The Gold Star Mothers National Monument was a proposed national memorial to honor mothers whose children died in defense of the United States. The name of the memorial refers to the Gold Star Mothers Club, formed in the aftermath of World War I. A mother whose child had died in honorable military service while serving during the time of war was permitted to hang in her window a service flag with a gold star emblazoned on it.

The United States Congress authorized the Gold Star Mothers National Monument Foundation on January 2, 2013, in Section 2859 of the National Defense Authorization Act for Fiscal Year 2013. The foundation was authorized to raise private funds to construct a memorial on federal land in Washington, D.C. Once established, the memorial would be turned over to the federal government. Congress permitted the memorial to be constructed within Area 1, the central core of the District of Columbia centered on the National Mall, or Area II (adjacent to the National Mall and nearby federal lands).

Under the rules established by the Commemorative Works Clarification and Revision Act of 2003 (CWCRA), the memorial foundation had seven years (until January 2, 2020) to raise the necessary funds to build the memorial, and to obtain siting, design, and other approvals from the National Capital Memorial Advisory Commission (NCMAC), United States Commission of Fine Arts, and National Capital Planning Commission.

Although a bill was introduced to extend authorization to 2024, it did not advance and permission to build the memorial lapsed.

In December 2013, the foundation laid out its goals for a national monument. They included:
- Expressing the gratitude of the nation to Gold Star mothers and families;
- Recognizing the loss incurred by Gold Star mothers and families;
- Giving Gold Star mothers and families a place to reflect, contemplate, and meditate on their loss;
- Giving Gold Star mothers and families a place to gather;
- Commemorating the national service that the Gold Star Mothers Club has provided to the nation; and
- Providing a place for the public to acknowledge the sacrifices of Gold Star mothers and families, and to commemorative this sacrifice.

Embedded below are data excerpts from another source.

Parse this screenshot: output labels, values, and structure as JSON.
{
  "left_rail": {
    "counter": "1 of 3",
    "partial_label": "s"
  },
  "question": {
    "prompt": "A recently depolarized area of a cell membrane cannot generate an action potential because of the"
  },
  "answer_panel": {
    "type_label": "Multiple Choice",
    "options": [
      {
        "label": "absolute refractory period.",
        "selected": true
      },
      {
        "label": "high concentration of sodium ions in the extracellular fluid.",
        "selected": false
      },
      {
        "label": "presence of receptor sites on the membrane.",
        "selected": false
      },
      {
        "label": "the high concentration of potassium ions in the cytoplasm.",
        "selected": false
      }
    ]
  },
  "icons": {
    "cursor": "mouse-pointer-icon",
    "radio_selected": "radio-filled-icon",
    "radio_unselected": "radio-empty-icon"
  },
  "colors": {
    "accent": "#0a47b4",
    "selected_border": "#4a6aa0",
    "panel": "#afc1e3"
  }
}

The foundation began analyzing sites suggested by the NCMAC in 2013. It rejected Freedom Plaza, the belvedere western terminus of Constitution Avenue on the shores of the Potomac River, and sites on Memorial Drive close to the Arlington National Cemetery Administration Building. On December 12, 2013, it asked the NCMAC to approve a site on Memorial Drive between the south main gate of Arlington National Cemetery and the Armored Forces Memorial.